Archeologo direttore del Ministero Beni Culturali, presidente del Centro Studi “Grisi” e già componente della Commissione UNESCO per la diffusione della cultura italiana all’estero.
Nel 2024 Ospite d’onore per l’Italia per la poesia alla Fiera Internazionale di Francoforte e Rappresentante della cultura italiana alla Fiera del libro di Tunisi.
Per il Ministero della Cultura è attualmente:
• presidente Commissione Capitale italiana città del Libro 2024;
• presidente Comitato Nazionale Celebrazioni centenario Manlio Sgalambro;
• segretario unico comunicazione del Comitato Nazionale Celebrazioni Eleonora Duse.
È inoltre presidente nazionale del progetto “Undulna Eleonora Duse”, presidente e coordinatore scientifico del progetto “Giacomo Casanova 300”.
Ha pubblicato libri di poesia, racconti e romanzi. Si è occupato di letteratura del Novecento con libri su Pavese, Pirandello, Alvaro, Grisi, D’Annunzio, Carlo Levi, Quasimodo, Ungaretti, Cardarelli, Gatto, Penna, Vittorini e la linea narrativa e poetica novecentesca che tratteggia le eredità omeriche e le dimensioni del sacro.
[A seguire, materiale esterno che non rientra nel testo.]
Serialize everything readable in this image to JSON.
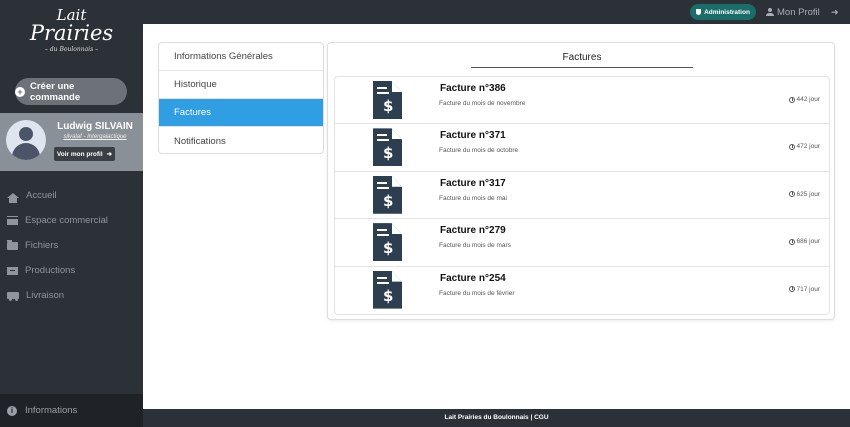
{
  "brand": {
    "line1": "Lait",
    "line2": "Prairies",
    "line3": "– du Boulonnais –"
  },
  "sidebar": {
    "create_order_label": "Créer une commande",
    "profile": {
      "name": "Ludwig SILVAIN",
      "role": "silvalaf - Intergalactique",
      "view_profile_label": "Voir mon profil"
    },
    "nav": [
      {
        "label": "Accueil",
        "icon": "home-icon"
      },
      {
        "label": "Espace commercial",
        "icon": "store-icon"
      },
      {
        "label": "Fichiers",
        "icon": "folder-icon"
      },
      {
        "label": "Productions",
        "icon": "box-icon"
      },
      {
        "label": "Livraison",
        "icon": "truck-icon"
      }
    ],
    "info_label": "Informations"
  },
  "topbar": {
    "admin_label": "Administration",
    "profile_label": "Mon Profil",
    "logout_icon": "sign-out-icon"
  },
  "menu": {
    "items": [
      "Informations Générales",
      "Historique",
      "Factures",
      "Notifications"
    ],
    "active": "Factures"
  },
  "invoices": {
    "title": "Factures",
    "items": [
      {
        "title": "Facture n°386",
        "desc": "Facture du mois de novembre",
        "days": "442 jour"
      },
      {
        "title": "Facture n°371",
        "desc": "Facture du mois de octobre",
        "days": "472 jour"
      },
      {
        "title": "Facture n°317",
        "desc": "Facture du mois de mai",
        "days": "625 jour"
      },
      {
        "title": "Facture n°279",
        "desc": "Facture du mois de mars",
        "days": "686 jour"
      },
      {
        "title": "Facture n°254",
        "desc": "Facture du mois de février",
        "days": "717 jour"
      }
    ]
  },
  "footer": {
    "text": "Lait Prairies du Boulonnais | CGU"
  },
  "colors": {
    "sidebar": "#2c3138",
    "active_tab": "#2f9ee2",
    "admin_button": "#1b6d6a",
    "invoice_icon": "#2c3e50"
  }
}
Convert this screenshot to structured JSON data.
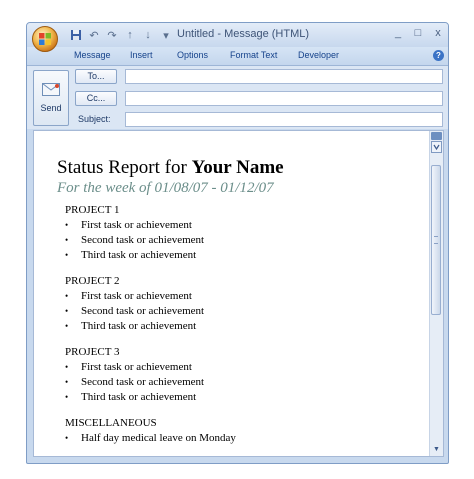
{
  "window": {
    "title": "Untitled - Message (HTML)",
    "controls": [
      "_",
      "□",
      "x"
    ]
  },
  "ribbon": {
    "tabs": [
      "Message",
      "Insert",
      "Options",
      "Format Text",
      "Developer"
    ],
    "help": "?"
  },
  "header": {
    "send_label": "Send",
    "to_label": "To...",
    "cc_label": "Cc...",
    "subject_label": "Subject:"
  },
  "document": {
    "title_plain": "Status Report for ",
    "title_bold": "Your Name",
    "subtitle": "For the week of 01/08/07 - 01/12/07",
    "sections": [
      {
        "heading": "PROJECT 1",
        "items": [
          "First task or achievement",
          "Second task or achievement",
          "Third task or achievement"
        ]
      },
      {
        "heading": "PROJECT 2",
        "items": [
          "First task or achievement",
          "Second task or achievement",
          "Third task or achievement"
        ]
      },
      {
        "heading": "PROJECT 3",
        "items": [
          "First task or achievement",
          "Second task or achievement",
          "Third task or achievement"
        ]
      },
      {
        "heading": "MISCELLANEOUS",
        "items": [
          "Half day medical leave on Monday"
        ]
      }
    ],
    "bullet": "•"
  },
  "colors": {
    "subtitle": "#6b8e8a",
    "tab_text": "#15428b",
    "chrome": "#c8d9ee"
  }
}
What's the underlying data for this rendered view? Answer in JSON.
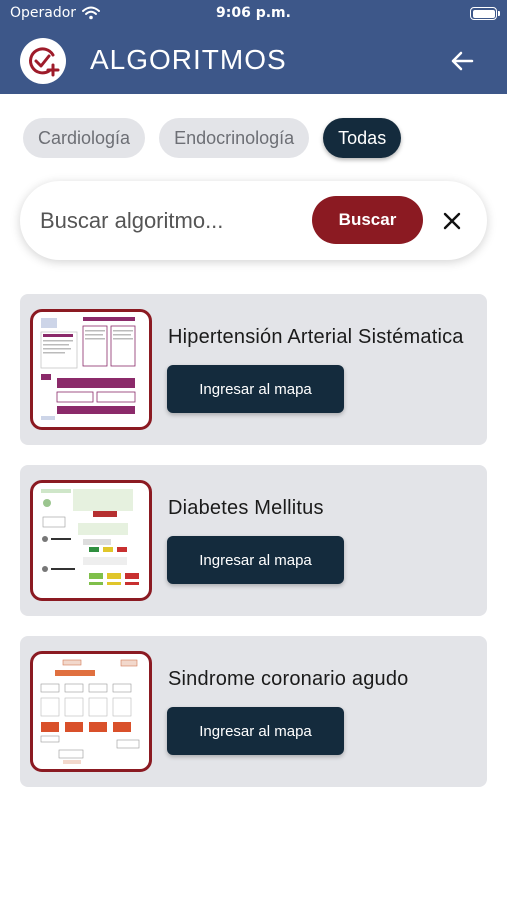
{
  "status": {
    "carrier": "Operador",
    "time": "9:06 p.m."
  },
  "header": {
    "title": "ALGORITMOS"
  },
  "filters": [
    "Cardiología",
    "Endocrinología",
    "Todas"
  ],
  "search": {
    "placeholder": "Buscar algoritmo...",
    "button": "Buscar"
  },
  "cards": [
    {
      "title": "Hipertensión Arterial Sistématica",
      "button": "Ingresar al mapa"
    },
    {
      "title": "Diabetes Mellitus",
      "button": "Ingresar al mapa"
    },
    {
      "title": "Sindrome coronario agudo",
      "button": "Ingresar al mapa"
    }
  ],
  "colors": {
    "header": "#3d5789",
    "primary_dark": "#142b3d",
    "accent_red": "#8b1a22",
    "card_bg": "#e3e4e8"
  }
}
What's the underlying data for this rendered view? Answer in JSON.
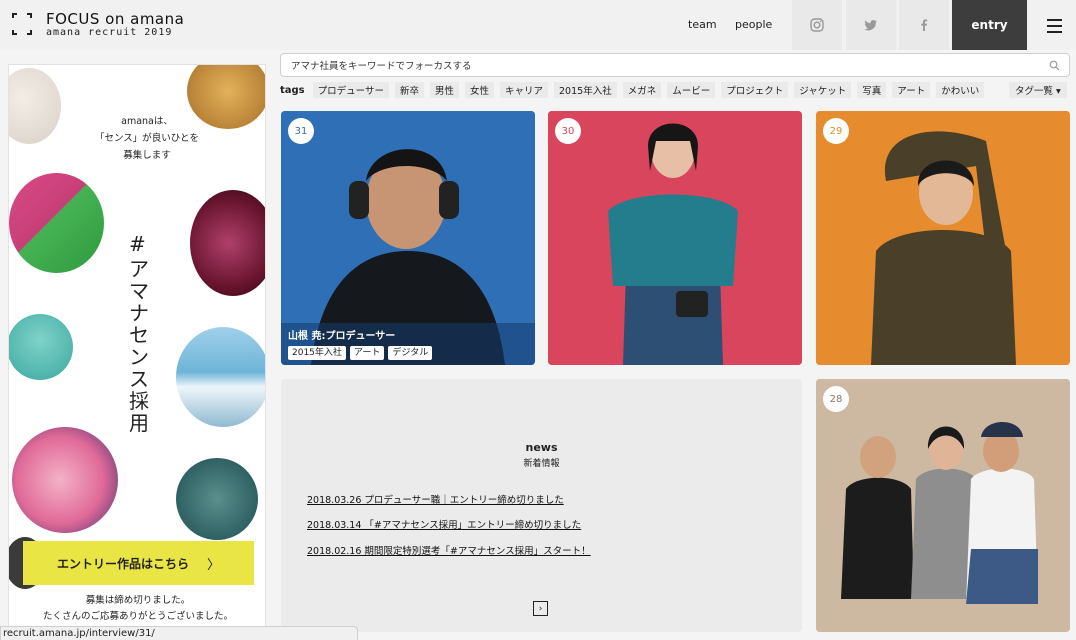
{
  "header": {
    "logo_title": "FOCUS on amana",
    "logo_sub": "amana recruit 2019",
    "nav": [
      "team",
      "people"
    ],
    "social_icons": [
      "instagram-icon",
      "twitter-icon",
      "facebook-icon"
    ],
    "entry_label": "entry"
  },
  "sidebar": {
    "copy_line1": "amanaは、",
    "copy_line2": "「センス」が良いひとを",
    "copy_line3": "募集します",
    "hash": "#",
    "vertical_title": "アマナセンス採用",
    "entry_banner": "エントリー作品はこちら",
    "closed_line1": "募集は締め切りました。",
    "closed_line2": "たくさんのご応募ありがとうございました。"
  },
  "search": {
    "placeholder": "アマナ社員をキーワードでフォーカスする"
  },
  "tags": {
    "label": "tags",
    "items": [
      "プロデューサー",
      "新卒",
      "男性",
      "女性",
      "キャリア",
      "2015年入社",
      "メガネ",
      "ムービー",
      "プロジェクト",
      "ジャケット",
      "写真",
      "アート",
      "かわいい"
    ],
    "list_label": "タグ一覧"
  },
  "cards": [
    {
      "num": "31",
      "name": "山根 尭:プロデューサー",
      "tags": [
        "2015年入社",
        "アート",
        "デジタル"
      ],
      "bg": "#2f6fb5"
    },
    {
      "num": "30",
      "bg": "#d8455d"
    },
    {
      "num": "29",
      "bg": "#e78b2f"
    },
    {
      "num": "28",
      "bg": "#cdb8a2"
    }
  ],
  "news": {
    "title": "news",
    "subtitle": "新着情報",
    "items": [
      "2018.03.26 プロデューサー職｜エントリー締め切りました",
      "2018.03.14 「#アマナセンス採用」エントリー締め切りました",
      "2018.02.16 期間限定特別選考「#アマナセンス採用」スタート！"
    ]
  },
  "status_url": "recruit.amana.jp/interview/31/",
  "colors": {
    "accent_yellow": "#e8e545",
    "entry_dark": "#3d3d3d"
  }
}
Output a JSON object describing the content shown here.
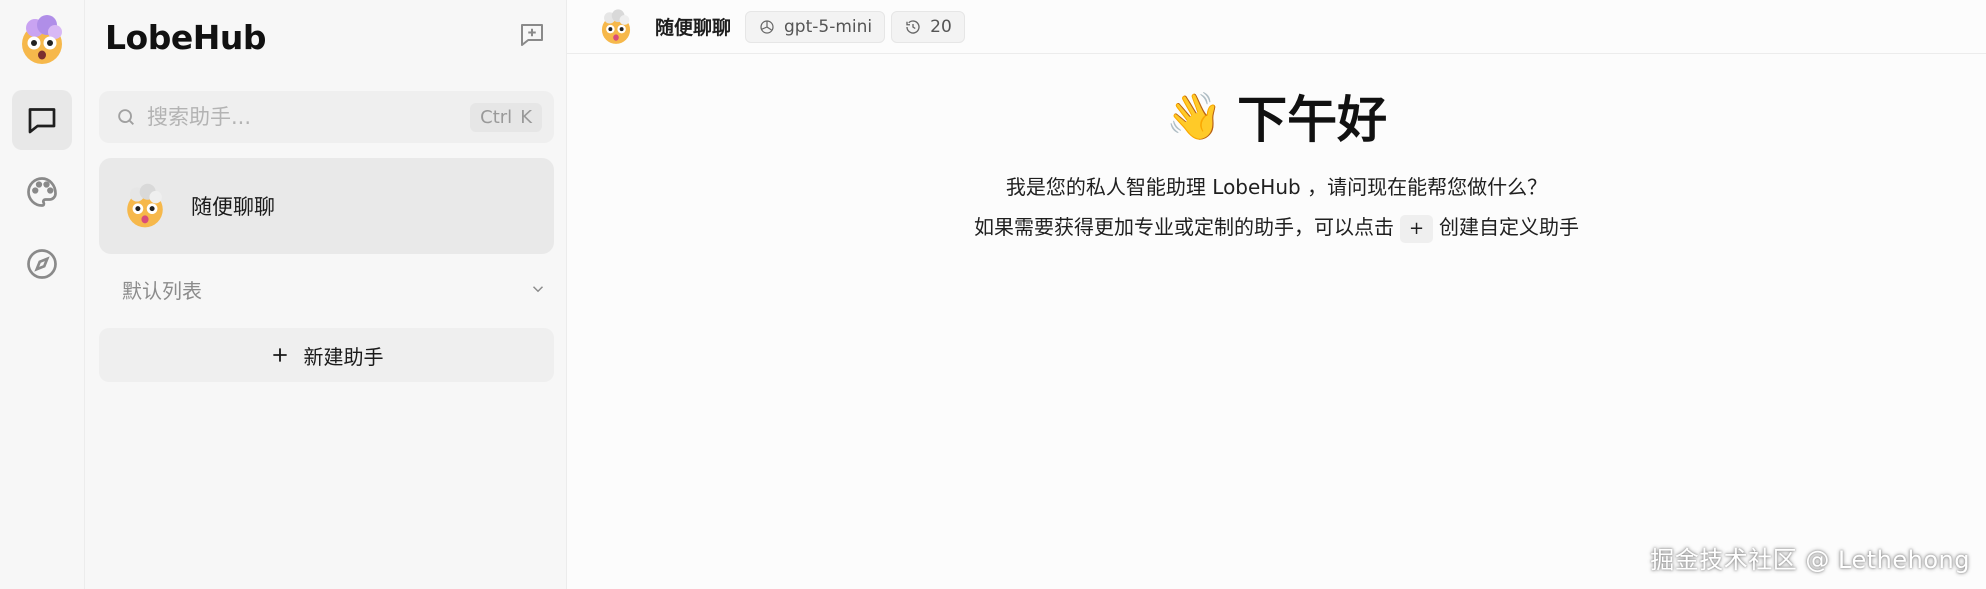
{
  "rail": {
    "avatar_emoji": "🤯",
    "items": [
      {
        "name": "chat",
        "icon": "message-square-icon",
        "active": true
      },
      {
        "name": "palette",
        "icon": "palette-icon",
        "active": false
      },
      {
        "name": "discover",
        "icon": "compass-icon",
        "active": false
      }
    ]
  },
  "sidebar": {
    "brand": "LobeHub",
    "search": {
      "placeholder": "搜索助手...",
      "shortcut_mod": "Ctrl",
      "shortcut_key": "K"
    },
    "sessions": [
      {
        "title": "随便聊聊",
        "avatar_emoji": "🤯"
      }
    ],
    "group_label": "默认列表",
    "new_agent_label": "新建助手"
  },
  "header": {
    "title": "随便聊聊",
    "avatar_emoji": "🤯",
    "model": "gpt-5-mini",
    "history_count": "20"
  },
  "main": {
    "wave_emoji": "👋",
    "greeting": "下午好",
    "line1": "我是您的私人智能助理 LobeHub ，请问现在能帮您做什么？",
    "line2_before": "如果需要获得更加专业或定制的助手，可以点击",
    "plus": "+",
    "line2_after": "创建自定义助手"
  },
  "watermark": "掘金技术社区 @ Lethehong",
  "colors": {
    "accent": "#1f1f1f",
    "panel_bg": "#f7f7f7",
    "active_bg": "#e8e8e8"
  }
}
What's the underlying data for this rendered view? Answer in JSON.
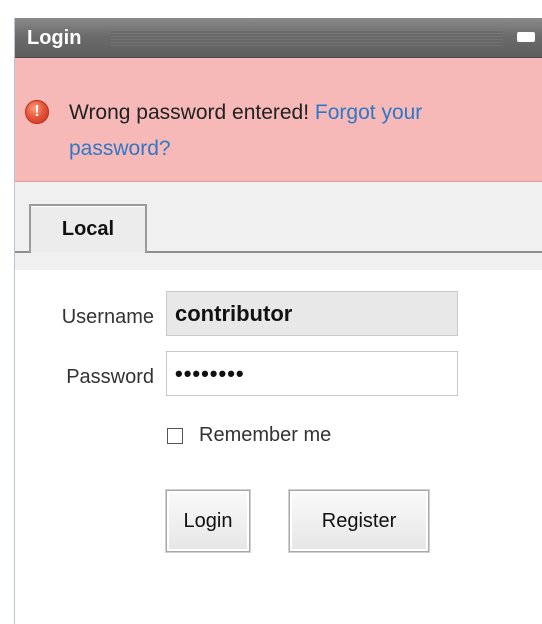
{
  "window": {
    "title": "Login"
  },
  "alert": {
    "message": "Wrong password entered!",
    "link_line1": "Forgot your",
    "link_line2": "password?",
    "icon": "warning-icon"
  },
  "tabs": [
    {
      "label": "Local"
    }
  ],
  "form": {
    "username_label": "Username",
    "username_value": "contributor",
    "password_label": "Password",
    "password_value": "••••••••",
    "remember_label": "Remember me",
    "remember_checked": false
  },
  "buttons": {
    "login": "Login",
    "register": "Register"
  }
}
Ha scritto saggi sulle problematiche relative alla cultura poetica della Magna Grecia e, tra l’altro, un libro su Fabrizio De André e il Mediterraneo (“Il cantico del sognatore mediterraneo”, giunto alla terza edizione), nel quale campeggia un percorso sulle matrici letterarie dei cantautori italiani, ovvero sul rapporto tra linguaggio poetico e musica. Un tema che costituisce un modello di ricerca sul quale Bruni lavora da molti anni.